I’ve been out of work for three weeks now. No new bites. No recruiters reaching out. Maybe I should take it more personally, but this seems to be a common story I see on LinkedIn. It’s a shitty job market. We’re in a recession, whether the powers that be admit or not. Every job I would be qualified for on LinkedIn has like 700 to 1,600 applicants. And every single full time gig I’ve gotten over the last 10 years has been through a recruiter.
I don’t know why I’m not freaking out more. I mean, I have my moments. But for some odd reason I feel calm that it will all work out. Not overnight. It never does for me. Everything in my life takes time, but eventually, I feel it will. In the meantime, I’ve had to get scrappy. Luckily, I have two spare bedrooms that I’m getting ready to rent out.

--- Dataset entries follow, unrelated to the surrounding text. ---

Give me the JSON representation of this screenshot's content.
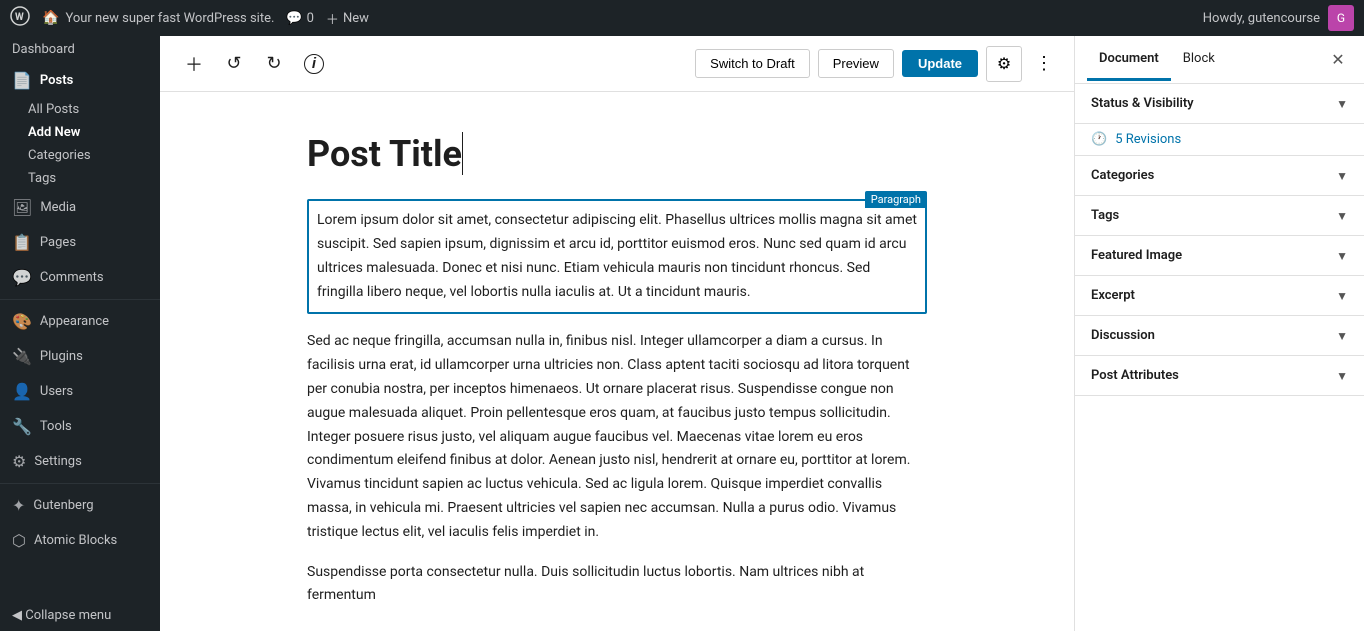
{
  "adminBar": {
    "wpLogoAlt": "WordPress",
    "siteName": "Your new super fast WordPress site.",
    "commentCount": "0",
    "newLabel": "New",
    "howdy": "Howdy, gutencourse",
    "avatarInitial": "G"
  },
  "sidebar": {
    "dashboard": "Dashboard",
    "items": [
      {
        "id": "posts",
        "icon": "📄",
        "label": "Posts",
        "active": true
      },
      {
        "id": "media",
        "icon": "🖼",
        "label": "Media",
        "active": false
      },
      {
        "id": "pages",
        "icon": "📋",
        "label": "Pages",
        "active": false
      },
      {
        "id": "comments",
        "icon": "💬",
        "label": "Comments",
        "active": false
      },
      {
        "id": "appearance",
        "icon": "🎨",
        "label": "Appearance",
        "active": false
      },
      {
        "id": "plugins",
        "icon": "🔌",
        "label": "Plugins",
        "active": false
      },
      {
        "id": "users",
        "icon": "👤",
        "label": "Users",
        "active": false
      },
      {
        "id": "tools",
        "icon": "🔧",
        "label": "Tools",
        "active": false
      },
      {
        "id": "settings",
        "icon": "⚙",
        "label": "Settings",
        "active": false
      },
      {
        "id": "gutenberg",
        "icon": "✦",
        "label": "Gutenberg",
        "active": false
      },
      {
        "id": "atomic-blocks",
        "icon": "⬡",
        "label": "Atomic Blocks",
        "active": false
      }
    ],
    "subItems": [
      {
        "id": "all-posts",
        "label": "All Posts",
        "active": false
      },
      {
        "id": "add-new",
        "label": "Add New",
        "active": true
      },
      {
        "id": "categories",
        "label": "Categories",
        "active": false
      },
      {
        "id": "tags",
        "label": "Tags",
        "active": false
      }
    ],
    "collapseLabel": "Collapse menu"
  },
  "toolbar": {
    "addBlockTitle": "+",
    "undoTitle": "↺",
    "redoTitle": "↻",
    "infoTitle": "ℹ",
    "switchToDraftLabel": "Switch to Draft",
    "previewLabel": "Preview",
    "updateLabel": "Update"
  },
  "editor": {
    "postTitle": "Post Title",
    "paragraphLabel": "Paragraph",
    "paragraph1": "Lorem ipsum dolor sit amet, consectetur adipiscing elit. Phasellus ultrices mollis magna sit amet suscipit. Sed sapien ipsum, dignissim et arcu id, porttitor euismod eros. Nunc sed quam id arcu ultrices malesuada. Donec et nisi nunc. Etiam vehicula mauris non tincidunt rhoncus. Sed fringilla libero neque, vel lobortis nulla iaculis at. Ut a tincidunt mauris.",
    "paragraph2": "Sed ac neque fringilla, accumsan nulla in, finibus nisl. Integer ullamcorper a diam a cursus. In facilisis urna erat, id ullamcorper urna ultricies non. Class aptent taciti sociosqu ad litora torquent per conubia nostra, per inceptos himenaeos. Ut ornare placerat risus. Suspendisse congue non augue malesuada aliquet. Proin pellentesque eros quam, at faucibus justo tempus sollicitudin. Integer posuere risus justo, vel aliquam augue faucibus vel. Maecenas vitae lorem eu eros condimentum eleifend finibus at dolor. Aenean justo nisl, hendrerit at ornare eu, porttitor at lorem. Vivamus tincidunt sapien ac luctus vehicula. Sed ac ligula lorem. Quisque imperdiet convallis massa, in vehicula mi. Praesent ultricies vel sapien nec accumsan. Nulla a purus odio. Vivamus tristique lectus elit, vel iaculis felis imperdiet in.",
    "paragraph3": "Suspendisse porta consectetur nulla. Duis sollicitudin luctus lobortis. Nam ultrices nibh at fermentum"
  },
  "rightPanel": {
    "tabs": [
      {
        "id": "document",
        "label": "Document",
        "active": true
      },
      {
        "id": "block",
        "label": "Block",
        "active": false
      }
    ],
    "sections": [
      {
        "id": "status-visibility",
        "label": "Status & Visibility",
        "open": true
      },
      {
        "id": "revisions",
        "label": "Revisions",
        "open": true,
        "count": "5 Revisions"
      },
      {
        "id": "categories",
        "label": "Categories",
        "open": false
      },
      {
        "id": "tags",
        "label": "Tags",
        "open": false
      },
      {
        "id": "featured-image",
        "label": "Featured Image",
        "open": false
      },
      {
        "id": "excerpt",
        "label": "Excerpt",
        "open": false
      },
      {
        "id": "discussion",
        "label": "Discussion",
        "open": false
      },
      {
        "id": "post-attributes",
        "label": "Post Attributes",
        "open": false
      }
    ]
  }
}
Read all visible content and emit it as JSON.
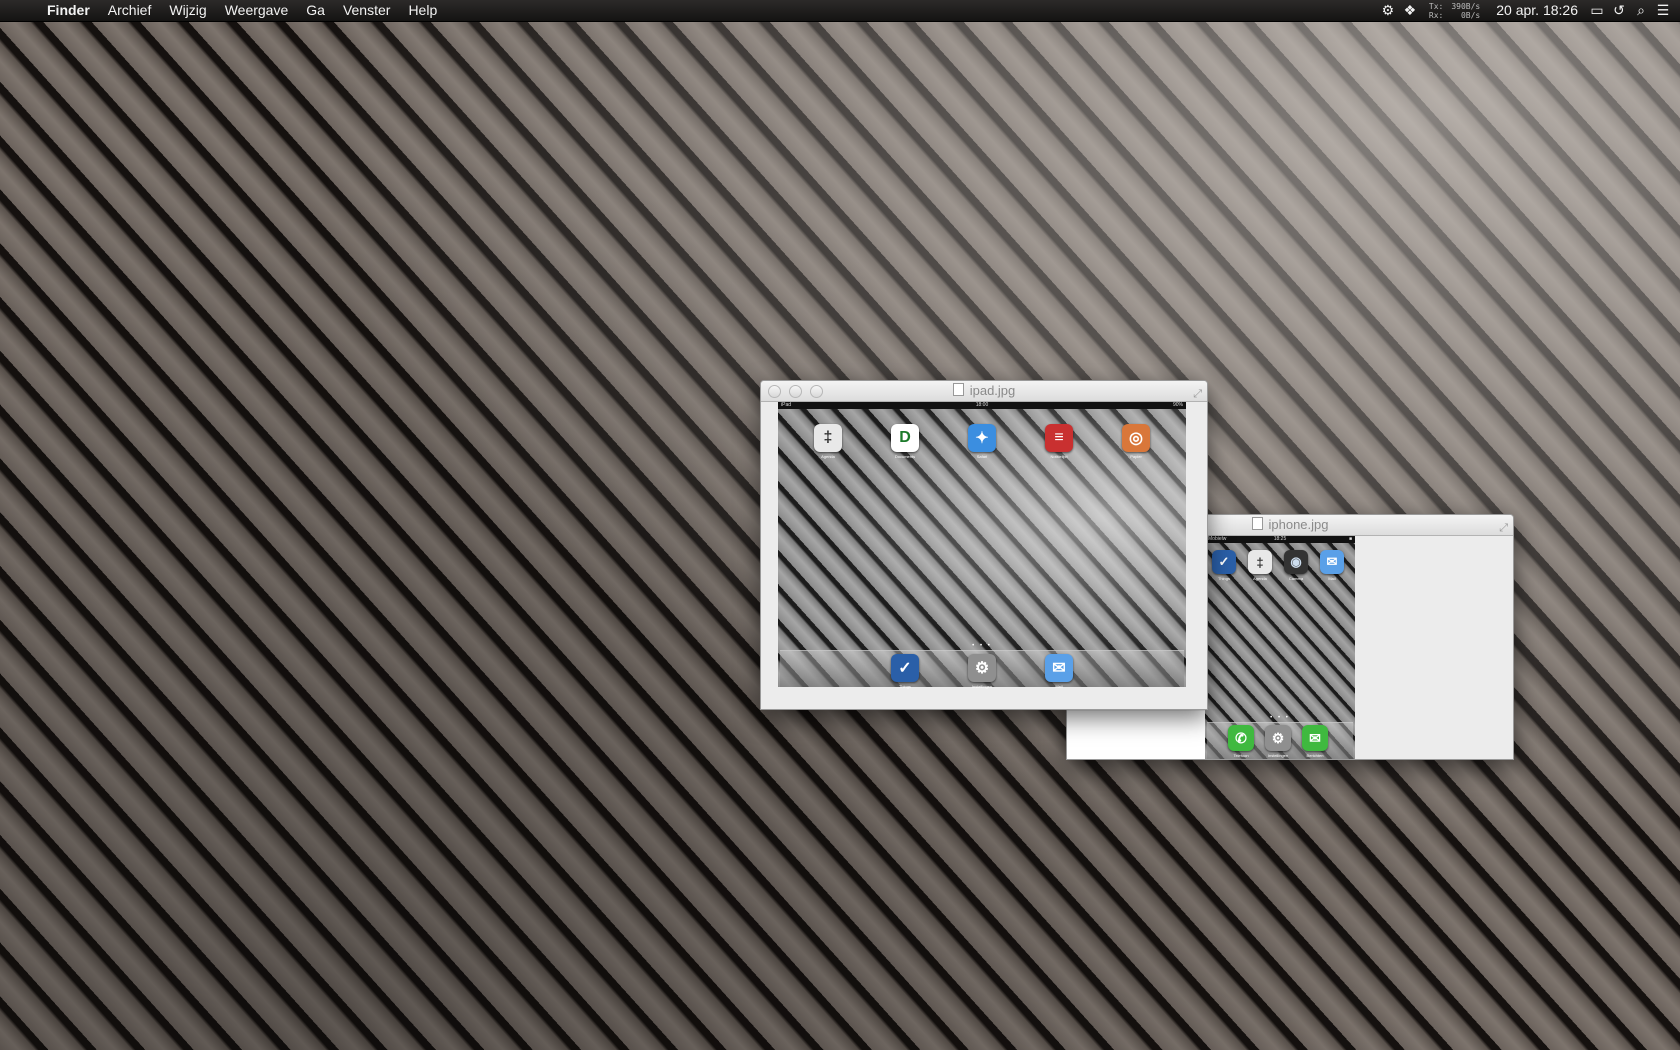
{
  "menubar": {
    "app_name": "Finder",
    "items": [
      "Archief",
      "Wijzig",
      "Weergave",
      "Ga",
      "Venster",
      "Help"
    ],
    "netstat": {
      "tx_label": "Tx:",
      "rx_label": "Rx:",
      "tx_value": "390B/s",
      "rx_value": "0B/s"
    },
    "clock": "20 apr.  18:26",
    "tray_icons": [
      "gear-icon",
      "dropbox-icon",
      "battery-icon",
      "time-machine-icon",
      "spotlight-icon",
      "notification-center-icon"
    ]
  },
  "windows": {
    "ipad": {
      "title": "ipad.jpg",
      "status": {
        "carrier": "iPad",
        "time": "18:00",
        "battery": "90%"
      },
      "apps": [
        {
          "label": "Agenda",
          "color": "#e8e8e8",
          "glyph": "‡"
        },
        {
          "label": "Documents",
          "color": "#ffffff",
          "glyph": "D"
        },
        {
          "label": "Safari",
          "color": "#3b8ee0",
          "glyph": "✦"
        },
        {
          "label": "Notitielijst",
          "color": "#c93030",
          "glyph": "≡"
        },
        {
          "label": "Papier",
          "color": "#d9773a",
          "glyph": "◎"
        }
      ],
      "dock_apps": [
        {
          "label": "Things",
          "color": "#2a5fa8",
          "glyph": "✓"
        },
        {
          "label": "Instellingen",
          "color": "#8f8f8f",
          "glyph": "⚙"
        },
        {
          "label": "Mail",
          "color": "#5aa0e8",
          "glyph": "✉"
        }
      ],
      "page_dots": "• • •"
    },
    "iphone": {
      "title": "iphone.jpg",
      "status": {
        "carrier": "Mobielw",
        "time": "18:25",
        "battery": "■"
      },
      "apps": [
        {
          "label": "Things",
          "color": "#2a5fa8",
          "glyph": "✓"
        },
        {
          "label": "Agenda",
          "color": "#e8e8e8",
          "glyph": "‡"
        },
        {
          "label": "Camera",
          "color": "#333333",
          "glyph": "◉"
        },
        {
          "label": "Mail",
          "color": "#5aa0e8",
          "glyph": "✉"
        }
      ],
      "dock_apps": [
        {
          "label": "Telefoon",
          "color": "#3fb93f",
          "glyph": "✆"
        },
        {
          "label": "Instellingen",
          "color": "#8f8f8f",
          "glyph": "⚙"
        },
        {
          "label": "Berichten",
          "color": "#3fb93f",
          "glyph": "✉"
        }
      ],
      "page_dots": "• • •"
    }
  }
}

Bye my home office that I love, and bye my pretty guest room for visiting friends. But hey, it is what it is. I’m lucky I have these two safety valves. It’s part of the reason I bought this particular townhouse. If I can get two roommates then I can get my portion of the mortgage/HOA payment down to what I was paying when I was renting a studio a couple years ago.
Thing is, I haven’t lived with anyone besides a boyfriend or husband since like 2009. This will be an adjustment. But I need to do it. I’ll start with monthly rentals on AirBnb or Furnished Finder and see how that goes. The rooms will be furnished. I’m not ready to have someone just ‘move in’ with all their shit. Not yet. We’ll see how it goes.
Another reason I want to do this is to have a buffer down the line. Maybe I won’t need a 9 to 5 if I can make this work. It sucks the life out of me. Kills my spirit. I would think everyone hates 9 to 5, but I think some people actually like it. At the brand I just worked at, most of the designers would work more than eight hours a day. Not because they technically had to, but because they wanted to. They wanted to move up in the company. Move up in their career. I’m not one of those people. Never have been.
I’ve had to do it the last three years (after working freelance for about six years, but not making much money) because I needed the income. And I’m thankful for it. It’s the main reason I got my townhouse. I’m not opposed to it, if I need to do it. And I still, obviously, need the income, but I’m rethinking if 9 to 5 is still a necessity. I’m praying to God that I can find some part-time work that adds up. I can make my own hours. Go for a hike in the middle of the day. Not rush in the morning. Write every day. Work on my AI side hustle. That’s the dream, right?
I’ve been getting a few sales here and there from my Etsy store which has kept me busy. It’s the holidays. It’s hustle time. Typically I’ve been working till about 9 or 10 at night. However, I actually got up at 6:30 this morning to have time to journal and write. I usually sleep in till 7:30. I can’t seem to get in bed before 11 or midnight. But last night I got in bed at 10:30, one cat on each side of me.
Yesterday I cleaned from 9am to 5:30pm. Cleaned the downstairs, and then the garage. I needed to clean the garage so I can move my stuff in the spare bedrooms down there for storage. Anyway, I found a box of my old journals in the garage. I used to journal all the time in the 2010s. I used to get up fairly early, make tea, and write. It’s gotten away from me. But reading through some of them, I thought, there’s no reason why I can’t do this again. I have no job. What the hell. So that’s what I did. Right before I wrote this, I journaled. And I will work on some fiction right after I write this. Look at me guys, I’m a real writer again.
Fingers crossed that things pan out for you! And really happy to hear that you’re writing again.
I totally get what you mean about your feelings toward the 9 to 5. I like what I do a lot, but I don’t do it to get a management position or the like. When I worked as a journalist or freelanced, the hours were fewer and the pay was lower, but I had more time to write that first novel, for example. It’s a trade-off.